Destaca-se que o novo modelo de administração da justiça aqui proposto e escancarado
pelo Poder Público nos diplomas legais estudados (CPC/15, Lei de mediação e Resolução nº
125/2010 do CNJ) não visa minguar a importância que a jurisdição estatal possui. Pelo
contrário, apresenta-se os mecanismos que serão estudados como ocupantes de uma posição de
auxílio ao Poder Judiciário, deixando-o como última alternativa, nos casos de elevada
complexidade e nos que não for possível a composição amigável das demandas.

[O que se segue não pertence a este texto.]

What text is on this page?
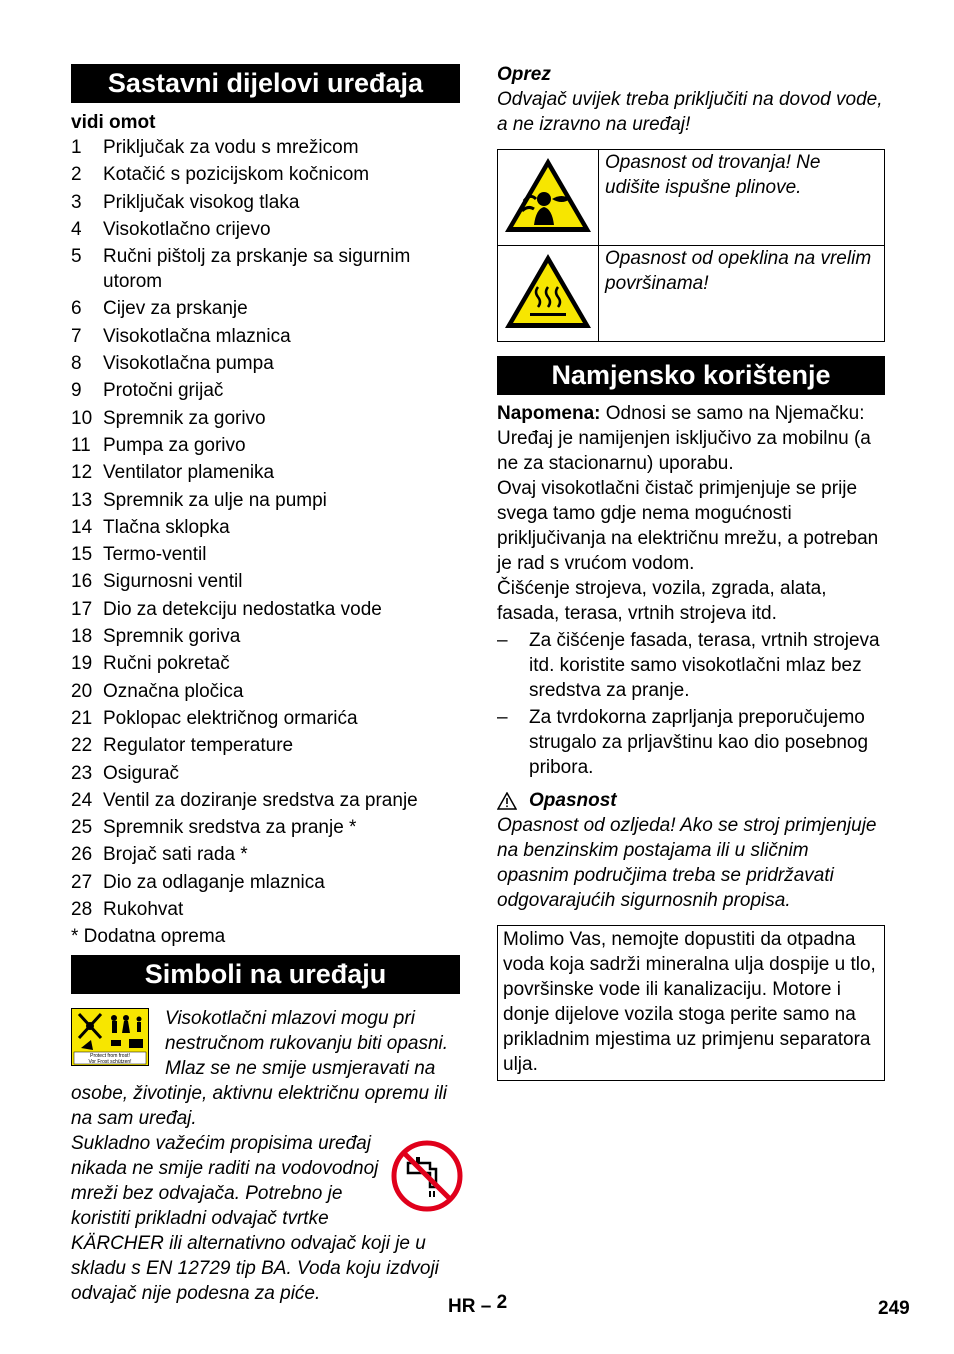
Sastavni dijelovi uređaja
vidi omot
1	Priključak za vodu s mrežicom
2	Kotačić s pozicijskom kočnicom
3	Priključak visokog tlaka
4	Visokotlačno crijevo
5	Ručni pištolj za prskanje sa sigurnim utorom
6	Cijev za prskanje
7	Visokotlačna mlaznica
8	Visokotlačna pumpa
9	Protočni grijač
10 Spremnik za gorivo
11 Pumpa za gorivo
12 Ventilator plamenika
13 Spremnik za ulje na pumpi
14 Tlačna sklopka
15 Termo-ventil
16 Sigurnosni ventil
17 Dio za detekciju nedostatka vode
18 Spremnik goriva
19 Ručni pokretač
20 Označna pločica
21 Poklopac električnog ormarića
22 Regulator temperature
23 Osigurač
24 Ventil za doziranje sredstva za pranje
25 Spremnik sredstva za pranje *
26 Brojač sati rada *
27 Dio za odlaganje mlaznica
28 Rukohvat
* Dodatna oprema
Simboli na uređaju
Protect from frost!
Vor Frost schützen!

Visokotlačni mlazovi mogu pri nestručnom rukovanju biti opasni. Mlaz se ne smije usmjeravati na osobe, životinje, aktivnu električnu opremu ili na sam uređaj.

Sukladno važećim propisima uređaj nikada ne smije raditi na vodovodnoj mreži bez odvajača. Potrebno je koristiti prikladni odvajač tvrtke KÄRCHER ili alternativno odvajač koji je u skladu s EN 12729 tip BA. Voda koju izdvoji odvajač nije podesna za piće.

Oprez

Odvajač uvijek treba priključiti na dovod vode, a ne izravno na uređaj!

	Opasnost od trovanja! Ne udišite ispušne plinove.
	Opasnost od opeklina na vrelim površinama!
Namjensko korištenje

Napomena: Odnosi se samo na Njemačku: Uređaj je namijenjen isključivo za mobilnu (a ne za stacionarnu) uporabu.

Ovaj visokotlačni čistač primjenjuje se prije svega tamo gdje nema mogućnosti priključivanja na električnu mrežu, a potreban je rad s vrućom vodom.

Čišćenje strojeva, vozila, zgrada, alata, fasada, terasa, vrtnih strojeva itd.

–	Za čišćenje fasada, terasa, vrtnih strojeva itd. koristite samo visokotlačni mlaz bez sredstva za pranje.
–	Za tvrdokorna zaprljanja preporučujemo strugalo za prljavštinu kao dio posebnog pribora.
Opasnost

Opasnost od ozljeda! Ako se stroj primjenjuje na benzinskim postajama ili u sličnim opasnim područjima treba se pridržavati odgovarajućih sigurnosnih propisa.

Molimo Vas, nemojte dopustiti da otpadna voda koja sadrži mineralna ulja dospije u tlo, površinske vode ili kanalizaciju. Motore i donje dijelove vozila stoga perite samo na prikladnim mjestima uz primjenu separatora ulja.
HR – 2	249
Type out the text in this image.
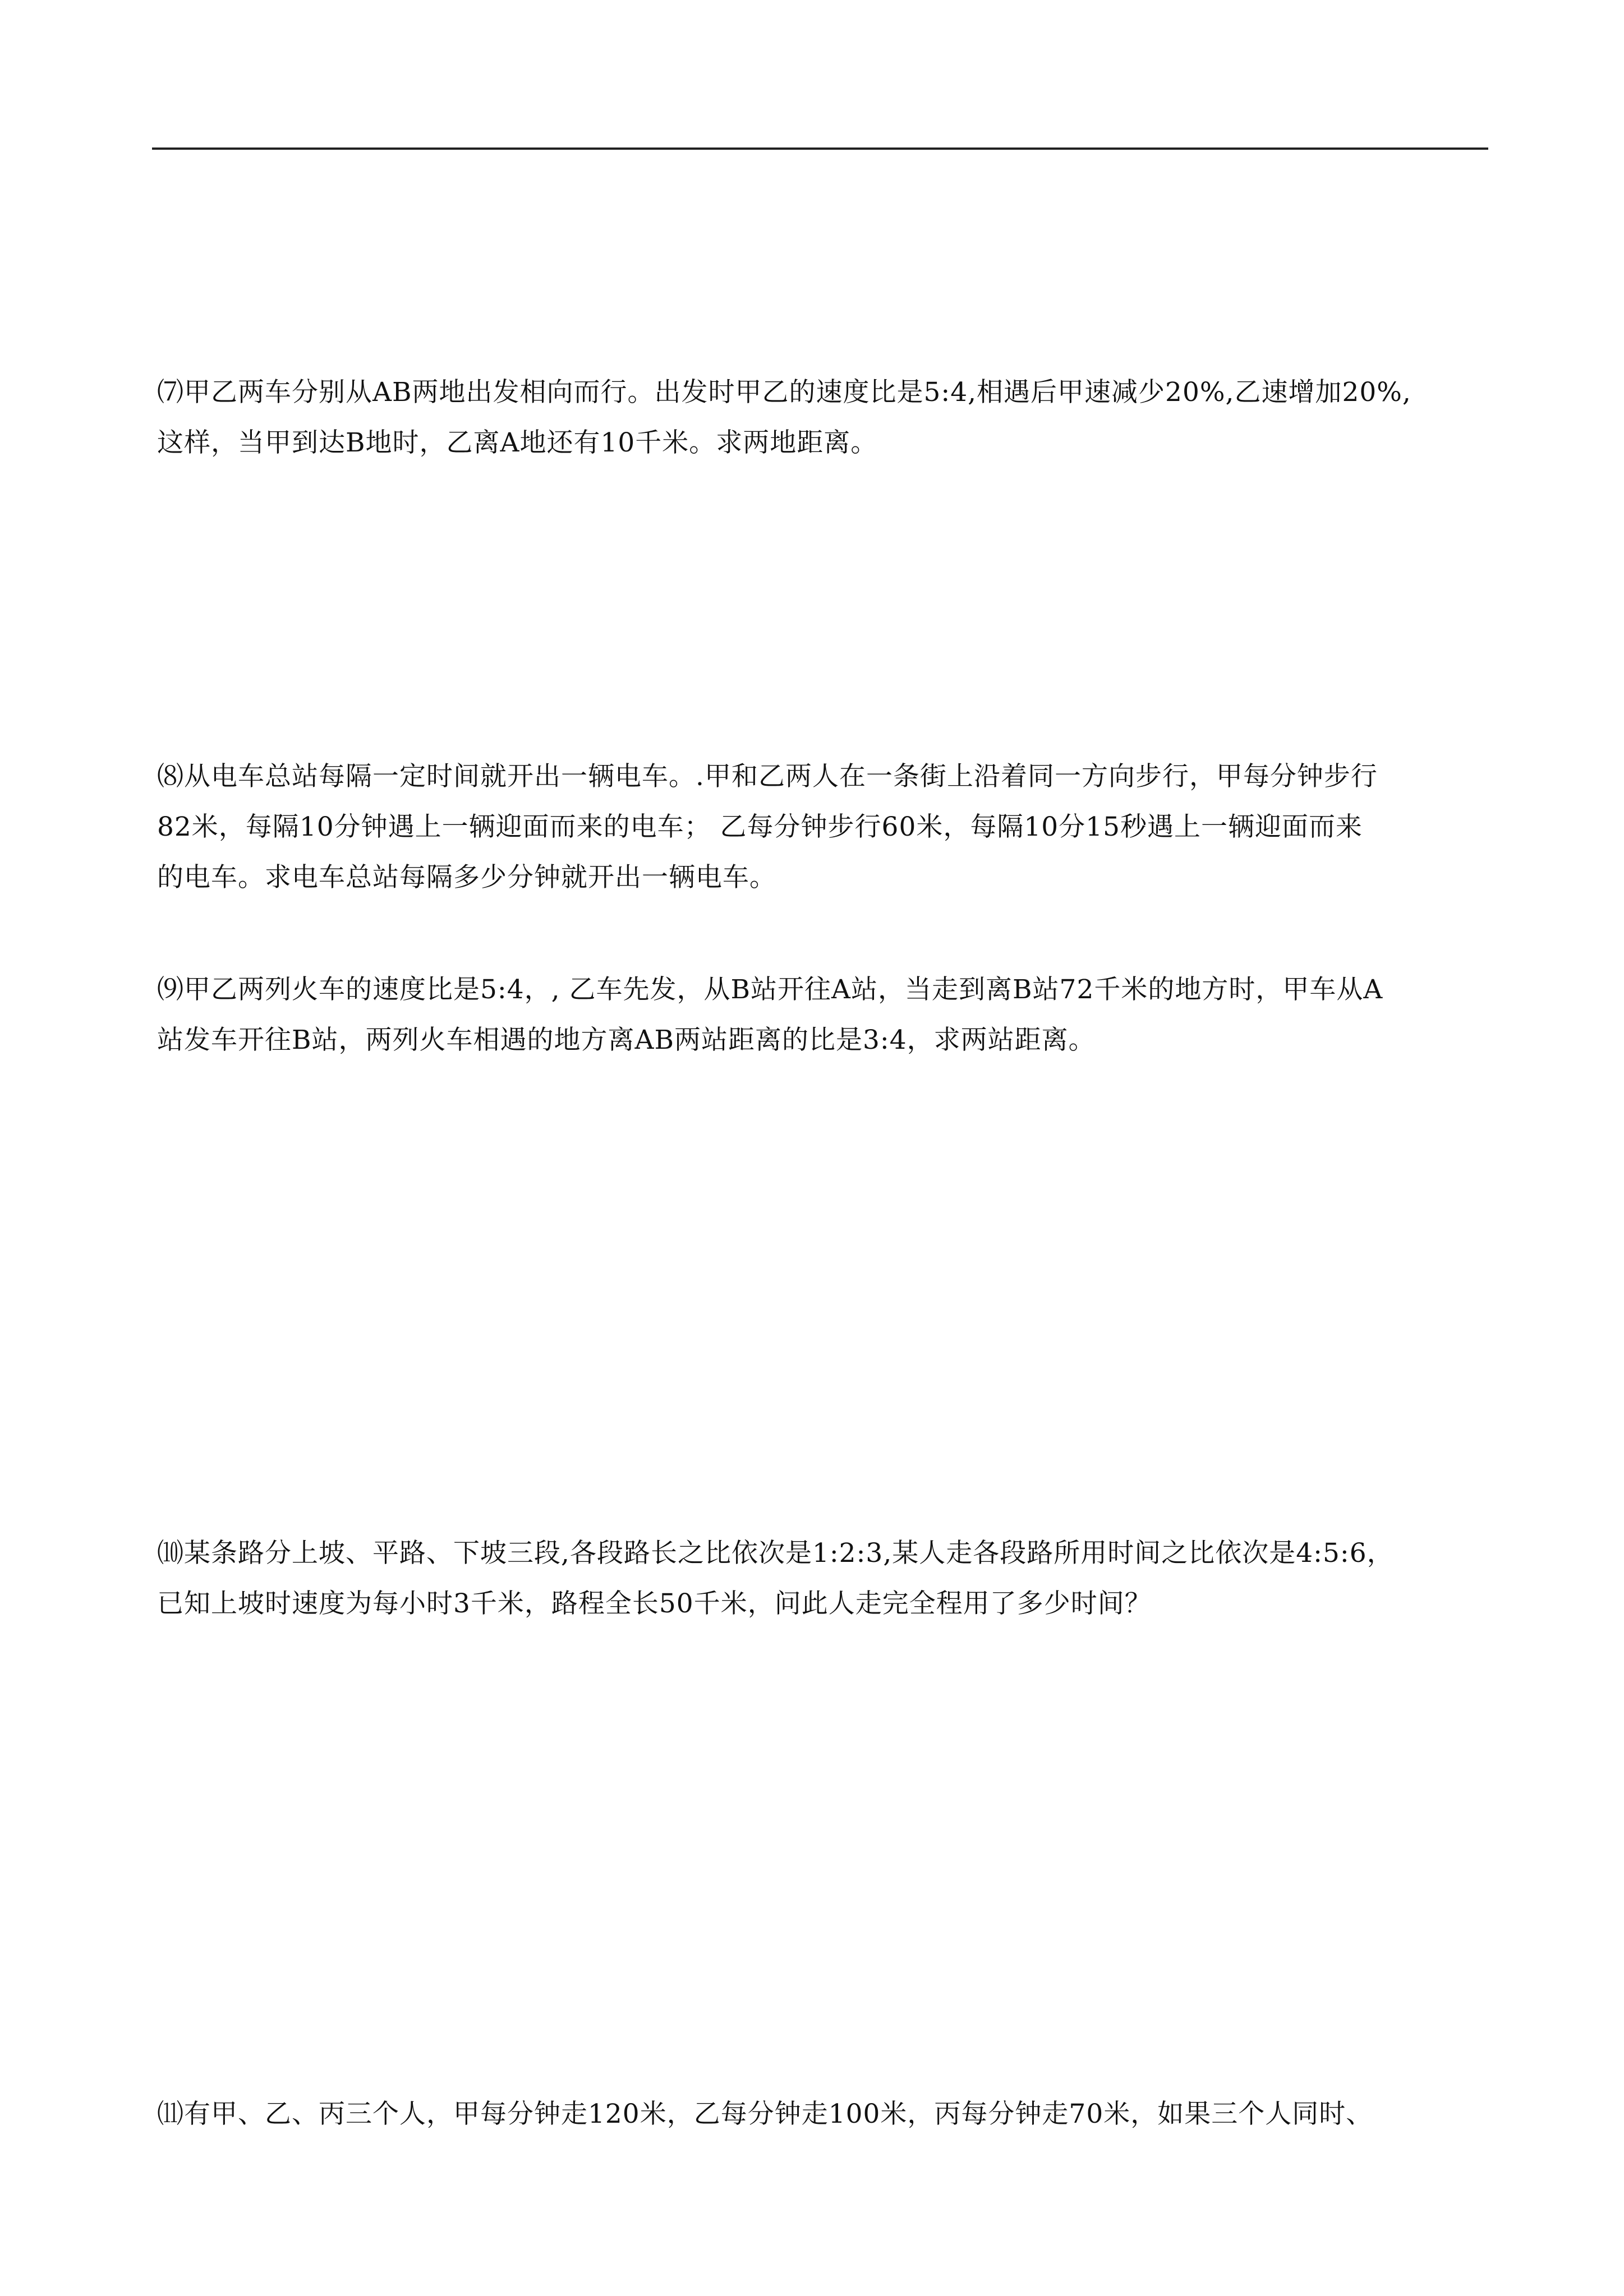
⑺甲乙两车分别从AB两地出发相向而行。出发时甲乙的速度比是5:4,相遇后甲速减少20%,乙速增加20%,
这样，当甲到达B地时，乙离A地还有10千米。求两地距离。

⑻从电车总站每隔一定时间就开出一辆电车。.甲和乙两人在一条街上沿着同一方向步行，甲每分钟步行
82米，每隔10分钟遇上一辆迎面而来的电车； 乙每分钟步行60米，每隔10分15秒遇上一辆迎面而来
的电车。求电车总站每隔多少分钟就开出一辆电车。

⑼甲乙两列火车的速度比是5:4，, 乙车先发，从B站开往A站，当走到离B站72千米的地方时，甲车从A
站发车开往B站，两列火车相遇的地方离AB两站距离的比是3:4，求两站距离。

⑽某条路分上坡、平路、下坡三段,各段路长之比依次是1:2:3,某人走各段路所用时间之比依次是4:5:6，
已知上坡时速度为每小时3千米，路程全长50千米，问此人走完全程用了多少时间？

⑾有甲、乙、丙三个人，甲每分钟走120米，乙每分钟走100米，丙每分钟走70米，如果三个人同时、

Ressalta-se, também, que a pesquisa não teve o objetivo de esgotar a temática abordada,
mas tão somente teve o condão de incentivar o debate acerca do que se entende como o futuro
da aplicação do Direito: a estruturação de uma visão holística e sistêmica capaz de enxergar
além dos problemas estruturalmente verificados, de maneira que com eles não se conforme.
Por fim, constata-se: o que é o Direito, se não uma ciência social aplicada? Repita-se:
aplicada. Em tempos em que o sistema atual se demonstra insuficiente para atender às
expectativas da sociedade, é imperioso que o novo se faça necessário, integrando diversas
ferramentas e áreas do conhecimento. Não se pode mais tolerar um maquinário estatal que não
faz jus às funções que lhe foram atribuídas. Cabe aos operadores dessa ciência, em conjunto
com os interessados em promover uma justiça digna e com o cidadão brasileiro em geral,
arquitetar e construir o futuro com um horizonte virtuoso. Nesse sentido, este trabalho nada
mais é do que uma singela tentativa de contribuir para que esse escopo seja alcançado.